AI and Machine Learning
Artificial Intelligence often feels like magic — but at its core, it’s built on clear mathematical and computational principles. This module takes you inside the “black box” of AI and Machine Learning to understand how machines learn, make predictions, and adapt to data.
You will explore the three fundamental types of AI and Machine Learning — supervised learning, unsupervised learning, and reinforcement learning — learning not just how they work, but when and why to use each.
By the end, you’ll have demystified AI and Machine Learning’s decision-making process and gained the knowledge to evaluate machine learning models in both technical and business contexts.
You’ll Learn in AI and Machine Learning
- The Core Principles of AI and Machine Learning
- How algorithms detect patterns, make predictions, and improve over time.
- The importance of training data, model selection, and evaluation metrics.
- Supervised Learning
- Learn how labelled data teaches machines to classify and predict outcomes.
- Applications: spam email detection, medical diagnosis, and price forecasting.
- Unsupervised Learning
- Discover how AI and Machine Learning find hidden patterns without labelled examples.
- Applications: customer segmentation, anomaly detection, and market basket analysis.
- Reinforcement Learning
- Understand how AI agents learn through trial and error, receiving rewards or penalties.
- Applications: autonomous driving, robotics, and game-playing AI (like AlphaGo).
- Interpreting the “Black Box”
- Explore explainable AI (XAI) and why transparency matters in decision-making.

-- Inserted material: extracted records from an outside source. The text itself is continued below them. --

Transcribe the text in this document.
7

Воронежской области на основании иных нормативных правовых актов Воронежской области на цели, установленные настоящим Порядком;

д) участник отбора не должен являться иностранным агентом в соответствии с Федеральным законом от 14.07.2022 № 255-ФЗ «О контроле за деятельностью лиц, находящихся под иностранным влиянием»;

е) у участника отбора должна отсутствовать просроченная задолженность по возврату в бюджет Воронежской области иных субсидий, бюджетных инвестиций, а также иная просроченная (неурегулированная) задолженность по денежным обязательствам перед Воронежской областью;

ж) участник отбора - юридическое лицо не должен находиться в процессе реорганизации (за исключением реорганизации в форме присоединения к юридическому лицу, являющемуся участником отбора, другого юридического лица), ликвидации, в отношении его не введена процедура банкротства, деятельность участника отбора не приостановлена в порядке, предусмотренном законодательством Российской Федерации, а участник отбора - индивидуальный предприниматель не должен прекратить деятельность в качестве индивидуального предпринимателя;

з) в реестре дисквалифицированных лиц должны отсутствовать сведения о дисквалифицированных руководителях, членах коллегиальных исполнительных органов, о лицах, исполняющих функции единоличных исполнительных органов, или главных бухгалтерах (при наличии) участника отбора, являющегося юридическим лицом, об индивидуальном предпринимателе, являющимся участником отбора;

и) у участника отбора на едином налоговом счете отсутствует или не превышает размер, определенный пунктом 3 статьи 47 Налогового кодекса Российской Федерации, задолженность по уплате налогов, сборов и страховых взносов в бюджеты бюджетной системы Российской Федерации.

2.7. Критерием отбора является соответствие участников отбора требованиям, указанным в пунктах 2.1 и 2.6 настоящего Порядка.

- Learn how to balance accuracy, fairness, and interpretability.
Key Topics Covered
- How data fuels AI and Machine Learning models
- The training, validation, and testing process
- Strengths and weaknesses of each learning type
- Real-world examples from business, healthcare, finance, and technology
- The role of ethics and bias in AI and Machine Learning
Why This Module Matters
Many leaders know AI and Machine Learning is powerful but can’t explain how it works — making it hard to trust or effectively deploy. By breaking down the mechanics of machine learning, this module helps you bridge the gap between technical teams and business strategy, ensuring AI solutions are transparent, ethical, and aligned with organisational goals.
Practical Outcome
By completing Module 2, you will:
- Confidently explain how supervised, unsupervised, and reinforcement learning work.
- Identify which type of learning best fits different business problems.
- Understand how to ask the right questions when working with AI and Machine Learning developers or vendors.
- Gain the ability to spot potential risks like data bias or overfitting early.